Le Ministère de l'intérieur conserve les réflexes de la dictature: pour lui, un député est une personnalité secondaire. Si la menace avait concerné un ministre ou un quelconque haut fonctionnaire, la mobilisation sécuritaire eut été immédiate. Intentionnellement ou par habitude, la police continue de protéger un régime absolutiste. Sauf à accuser les responsables de complicité et de haute trahison, le laxisme irresponsable dont ils ont fait preuve atteste de leur inappétence aux valeurs républicaines.

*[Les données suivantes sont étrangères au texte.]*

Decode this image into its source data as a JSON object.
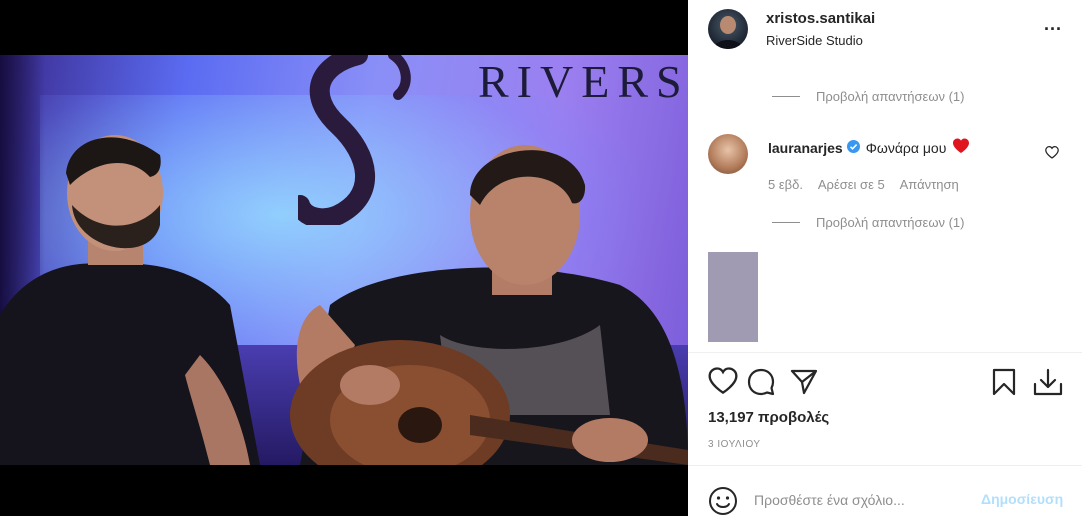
{
  "post": {
    "username": "xristos.santikai",
    "location": "RiverSide Studio",
    "more_icon": "more-horizontal-icon",
    "more_label": "..."
  },
  "media": {
    "sign_text": "RIVERS",
    "mute_icon": "volume-off-icon"
  },
  "comments": {
    "view_replies_1": "Προβολή απαντήσεων (1)",
    "comment": {
      "user": "lauranarjes",
      "text": "Φωνάρα μου",
      "time": "5 εβδ.",
      "likes": "Αρέσει σε 5",
      "reply": "Απάντηση"
    },
    "view_replies_2": "Προβολή απαντήσεων (1)"
  },
  "actions": {
    "views": "13,197 προβολές",
    "date": "3 ΙΟΥΛΙΟΥ"
  },
  "add_comment": {
    "placeholder": "Προσθέστε ένα σχόλιο...",
    "post_label": "Δημοσίευση"
  },
  "colors": {
    "heart_red": "#ed4956",
    "verified_blue": "#3897f0",
    "post_button_disabled": "#b2dffc"
  }
}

Ont-ils voulu deux mois plus tard se racheter en organisant la fuite de l'information ? En ont-ils été contraints par leurs informateurs étrangers ? Dans les deux cas, cette affaire marque un tournant dans l'avenir sécuritaire du pays et partant dans l'émergence ou l'échec de l'expérience démocratique.
Depuis la révolution, la loi n'a pas été modifiée : c'est toujours celle d'une monocratie. Le parquet est tout puissant, la marge de manoeuvre  des juges est infime. L'arbitraire est toujours aux affaires et le caprice d'un puissant peut vous mener en prison. Ces trois derniers mois, le nombre de journalistes incarcérés dépasse celui des trente dernières années. Le pays gronde, insensible aux intimidations. Les meurtres des élus ne seront jamais pardonnés par le peuple qui ne lâchera rien. D'instinct il sait que la Justice, ntra enfin le jour où s'ouvrira le procès des députés tués.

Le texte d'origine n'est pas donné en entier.